As of the 2000 census, there were 228 people, 85 households, and 66 families residing in the city. The population density was 130.8 PD/sqmi. There were 93 housing units at an average density of 53.3 /sqmi. The racial makeup of the city was 96.93% White, 2.19% African American, and 0.88% from two or more races. Hispanic or Latino of any race were 5.26% of the population.

There were 85 households, out of which 34.1% had children under the age of 18 living with them, 67.1% were married couples living together, 8.2% had a female householder with no husband present, and 21.2% were non-families. 20.0% of all households were made up of individuals, and 10.6% had someone living alone who was 65 years of age or older.
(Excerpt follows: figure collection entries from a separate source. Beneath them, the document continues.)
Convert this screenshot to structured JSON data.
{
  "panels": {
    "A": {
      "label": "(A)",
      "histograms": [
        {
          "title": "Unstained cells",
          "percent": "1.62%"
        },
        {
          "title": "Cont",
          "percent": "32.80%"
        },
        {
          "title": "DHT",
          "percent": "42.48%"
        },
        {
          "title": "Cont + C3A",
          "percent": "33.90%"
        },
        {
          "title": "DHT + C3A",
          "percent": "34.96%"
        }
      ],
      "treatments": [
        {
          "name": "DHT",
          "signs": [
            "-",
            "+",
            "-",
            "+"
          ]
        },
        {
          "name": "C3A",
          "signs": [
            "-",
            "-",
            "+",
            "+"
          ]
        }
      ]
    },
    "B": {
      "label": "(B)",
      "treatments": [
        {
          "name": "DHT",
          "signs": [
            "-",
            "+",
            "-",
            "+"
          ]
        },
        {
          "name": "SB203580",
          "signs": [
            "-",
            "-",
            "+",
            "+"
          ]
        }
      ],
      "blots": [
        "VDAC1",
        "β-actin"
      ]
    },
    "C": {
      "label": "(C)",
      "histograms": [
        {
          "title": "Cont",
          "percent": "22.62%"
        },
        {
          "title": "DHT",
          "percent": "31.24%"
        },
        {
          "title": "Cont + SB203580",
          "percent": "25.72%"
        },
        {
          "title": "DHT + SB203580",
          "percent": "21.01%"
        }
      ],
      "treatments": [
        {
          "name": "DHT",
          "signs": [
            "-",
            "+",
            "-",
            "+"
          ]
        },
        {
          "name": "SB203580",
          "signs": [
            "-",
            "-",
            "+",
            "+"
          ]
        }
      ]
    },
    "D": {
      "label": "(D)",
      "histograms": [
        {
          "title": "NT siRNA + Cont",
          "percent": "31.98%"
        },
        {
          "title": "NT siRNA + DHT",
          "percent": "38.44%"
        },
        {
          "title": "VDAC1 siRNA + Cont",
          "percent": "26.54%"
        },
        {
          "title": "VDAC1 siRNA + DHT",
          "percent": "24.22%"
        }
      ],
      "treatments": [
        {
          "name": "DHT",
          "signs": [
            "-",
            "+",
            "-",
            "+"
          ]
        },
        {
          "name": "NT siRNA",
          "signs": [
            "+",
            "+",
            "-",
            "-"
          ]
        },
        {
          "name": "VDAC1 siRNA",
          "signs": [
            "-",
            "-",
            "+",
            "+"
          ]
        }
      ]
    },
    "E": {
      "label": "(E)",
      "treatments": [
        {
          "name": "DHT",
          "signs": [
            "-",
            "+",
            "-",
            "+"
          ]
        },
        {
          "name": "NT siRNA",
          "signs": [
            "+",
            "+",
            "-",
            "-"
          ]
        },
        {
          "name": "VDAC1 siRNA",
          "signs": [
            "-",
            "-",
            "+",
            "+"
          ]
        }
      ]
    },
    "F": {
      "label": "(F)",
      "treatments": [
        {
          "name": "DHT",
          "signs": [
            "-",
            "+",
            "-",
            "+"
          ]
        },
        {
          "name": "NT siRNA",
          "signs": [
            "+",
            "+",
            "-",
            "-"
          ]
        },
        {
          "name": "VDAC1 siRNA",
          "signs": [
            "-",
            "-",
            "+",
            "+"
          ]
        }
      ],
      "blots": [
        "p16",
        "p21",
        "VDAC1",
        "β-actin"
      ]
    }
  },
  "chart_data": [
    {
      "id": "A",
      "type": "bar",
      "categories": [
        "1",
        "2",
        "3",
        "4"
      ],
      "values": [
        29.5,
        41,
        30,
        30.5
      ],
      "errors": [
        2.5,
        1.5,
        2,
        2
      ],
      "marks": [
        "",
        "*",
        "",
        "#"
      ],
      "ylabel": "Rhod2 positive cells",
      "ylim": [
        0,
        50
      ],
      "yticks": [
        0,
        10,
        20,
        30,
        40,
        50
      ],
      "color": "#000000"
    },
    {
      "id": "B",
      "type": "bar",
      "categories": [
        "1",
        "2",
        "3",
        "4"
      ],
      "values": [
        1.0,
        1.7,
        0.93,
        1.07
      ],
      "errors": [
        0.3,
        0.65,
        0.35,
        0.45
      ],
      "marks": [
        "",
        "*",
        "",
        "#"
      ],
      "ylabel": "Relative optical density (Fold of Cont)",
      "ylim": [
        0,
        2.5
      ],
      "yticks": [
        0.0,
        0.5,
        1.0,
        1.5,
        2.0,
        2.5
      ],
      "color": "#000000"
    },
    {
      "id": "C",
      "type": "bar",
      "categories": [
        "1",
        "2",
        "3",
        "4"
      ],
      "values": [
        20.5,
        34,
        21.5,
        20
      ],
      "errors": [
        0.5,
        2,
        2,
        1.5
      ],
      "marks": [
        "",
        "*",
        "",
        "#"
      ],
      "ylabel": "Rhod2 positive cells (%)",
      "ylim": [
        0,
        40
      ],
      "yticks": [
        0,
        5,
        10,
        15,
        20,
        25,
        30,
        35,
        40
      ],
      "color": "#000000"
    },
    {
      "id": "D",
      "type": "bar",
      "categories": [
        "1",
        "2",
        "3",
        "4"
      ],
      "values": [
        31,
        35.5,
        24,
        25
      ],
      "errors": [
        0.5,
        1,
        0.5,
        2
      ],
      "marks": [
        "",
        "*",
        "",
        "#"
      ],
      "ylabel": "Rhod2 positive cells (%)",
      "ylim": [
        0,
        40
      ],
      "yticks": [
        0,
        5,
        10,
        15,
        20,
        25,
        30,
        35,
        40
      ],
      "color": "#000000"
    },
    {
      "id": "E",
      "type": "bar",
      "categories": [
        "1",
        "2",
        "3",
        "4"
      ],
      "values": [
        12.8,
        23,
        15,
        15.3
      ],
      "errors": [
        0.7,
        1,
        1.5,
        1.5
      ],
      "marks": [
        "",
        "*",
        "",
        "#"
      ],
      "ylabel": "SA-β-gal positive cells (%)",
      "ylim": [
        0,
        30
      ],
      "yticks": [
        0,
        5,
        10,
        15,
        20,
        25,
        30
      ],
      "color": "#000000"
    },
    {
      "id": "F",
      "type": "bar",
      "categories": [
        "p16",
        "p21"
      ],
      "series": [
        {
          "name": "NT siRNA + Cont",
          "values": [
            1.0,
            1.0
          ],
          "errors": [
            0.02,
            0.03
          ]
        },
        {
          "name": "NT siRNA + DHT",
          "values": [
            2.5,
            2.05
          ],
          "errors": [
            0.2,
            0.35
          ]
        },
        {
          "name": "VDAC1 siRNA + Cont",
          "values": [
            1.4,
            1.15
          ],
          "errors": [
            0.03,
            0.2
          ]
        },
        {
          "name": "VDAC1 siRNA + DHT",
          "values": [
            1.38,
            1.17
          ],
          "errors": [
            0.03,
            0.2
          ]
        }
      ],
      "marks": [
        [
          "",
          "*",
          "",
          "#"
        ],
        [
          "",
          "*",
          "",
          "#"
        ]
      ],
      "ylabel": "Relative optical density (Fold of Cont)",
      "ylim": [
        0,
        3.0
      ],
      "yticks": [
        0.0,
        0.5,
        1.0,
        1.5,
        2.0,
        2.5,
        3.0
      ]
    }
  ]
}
The average household size was 2.68 and the average family size was 3.09.

In the city, the population was spread out, with 27.6% under the age of 18, 6.6% from 18 to 24, 28.1% from 25 to 44, 22.8% from 45 to 64, and 14.9% who were 65 years of age or older. The median age was 38 years. For every 100 females, there were 103.6 males. For every 100 females age 18 and over, there were 101.2 males.
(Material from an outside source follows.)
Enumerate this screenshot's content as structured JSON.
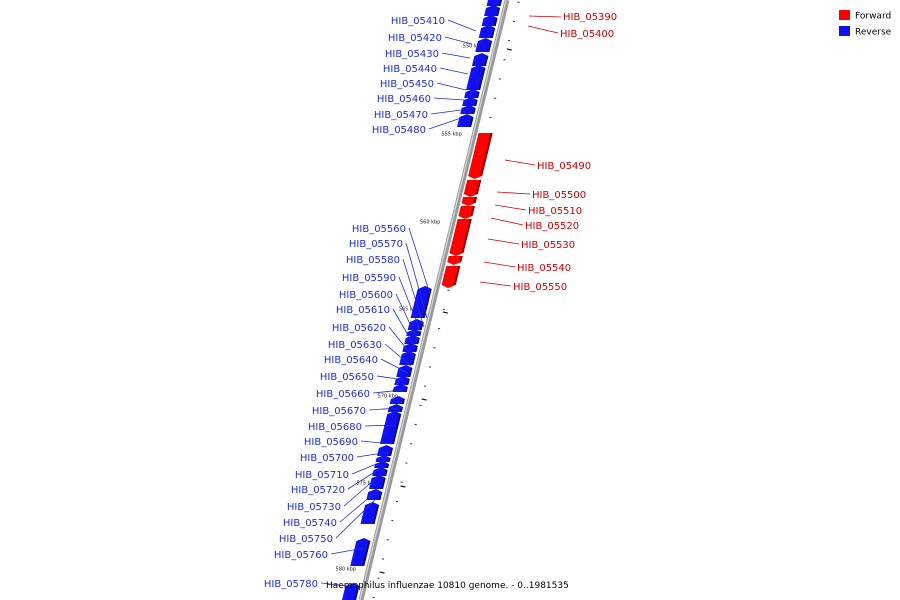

The median income for a household in the city was $31,250, and the median income for a family was $41,875. Males had a median income of $37,031 versus $21,250 for females. The per capita income for the city was $17,569. About 4.5% of families and 2.8% of the population were below the poverty line, including none of those under the age of eighteen and 10.0% of those 65 or over.

==Education==
The City of Ross is served by the West Independent School District.